Certainly, it applies to assembling an NFL coaching staff. Bill O'Brien needs talented, upwardly mobile assistant coaches who can develop young players and bring forth fresh ideas if the Texans are going to get to where they want to go. To that end, it's been an interesting week for O'Brien and the Houston Texans. Here are the Texans' coaching nuggets for the week, along with my thoughts on each:
Brian Cushing Added to Coaching Staff
John McClain of the Houston Chronicle was the first to report that the Texans would be adding former Pro Bowl linebacker Brian Cushing to the coaching staff:
Let's get the elephant in the room out of the way — Cushing, a two-time PED test failure with two suspensions on his ticket, will be part of the strength and conditioning staff. Yes, I know, the jokes write themselves, and there are some who are dead set against this hire, as if all of a sudden the Texans locker room is going to turn into a 1970s bodybuilding contest, with steroids available in a candy jar on the way out of the locker room. Look, I know the optics of Cushing helping in the weight room aren't the best, and I'm certainly flabbergasted at how the Texans gave Cushing a chance to finish last season after his ten game suspension (and made him captain again!), but he is reputed to be a well liked, highly intelligent football guy. If O'Brien (and Cal McNair) think Cushing can bring something to the table to make the Texans better, then hire him. If it were me, I'd have just brought him in to help with linebackers, and let the weight room thing just be a non-announced-publicly side hustle, but whatever.
Brian Cushing will be assisting with strength and conditioning. He’ll also help with the defense.— John McClain (@McClain_on_NFL) January 29, 2019
QB Coach Sean Ryan Leaves For Detroit
OK, this one kind of came out of nowhere. First reported by Ian Rapoport of the NFL Network, QB coach Sean Ryan is taking a lateral move to Detroit:
So why would Sean Ryan willfully choose to leave Houston for Detroit, leave Deshaun Watson for Matthew Stafford?
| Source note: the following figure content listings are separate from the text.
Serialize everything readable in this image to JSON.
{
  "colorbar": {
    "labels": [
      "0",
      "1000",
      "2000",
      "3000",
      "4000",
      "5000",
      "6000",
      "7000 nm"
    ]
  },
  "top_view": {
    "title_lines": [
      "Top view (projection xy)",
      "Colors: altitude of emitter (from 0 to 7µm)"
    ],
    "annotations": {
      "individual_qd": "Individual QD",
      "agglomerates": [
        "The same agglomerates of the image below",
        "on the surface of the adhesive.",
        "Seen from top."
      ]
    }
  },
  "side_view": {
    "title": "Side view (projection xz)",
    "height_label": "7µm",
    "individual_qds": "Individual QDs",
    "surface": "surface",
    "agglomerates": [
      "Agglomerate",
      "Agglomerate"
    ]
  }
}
I had Rapoport on my radio show at the Super Bowl in Atlanta yesterday, and he made it abundantly clear that if the Texans WANTED to keep Ryan, they would have. They let him go to Detroit. So perhaps O'Brien feels like he needs more juice at that position for Deshaun Watson, or perhaps there are some other in-house moves upcoming (some one promoted to offensive coordinator, perhaps?) that did not involve a bump up for Ryan, so he chose to leave. Whatever the case, Rapoport made it clear to me that O'Brien would not be ceding play calling to anybody. To me, the more relevant question — what's a bigger downgrade? Moving from Houston to Detroit, or coaching Deshaun Watson to coaching Matthew Stafford?
#Texans QB coach Sean Ryan is headed to the #Lions as their new QB coach, sources say. A respected, new voice for Matthew Stafford in Detroit, while Houston has a key spot on their coaching staff to fill.— Ian Rapoport (@RapSheet) January 30, 2019
Wes Welker Interviewing With San Fran, Green Bay
Of the rumblings in the Texans coaching house this week, this one registers the lowest in the Richter scale. Welker, a great slot receiver at his peak as a player, has been an offensive assistant the last couple of seasons, and now is apparently looking for a bigger role somewhere else. He reportedly is interviewing for position coach spots with the San Francisco 49ers and Green Bay Packers. If you're O'Brien (or any head coach), the ultimate validation of a coaching hire is when that person gets a promotion elsewhere, so best of luck to Welker in whatever the coaching carousel holds for him.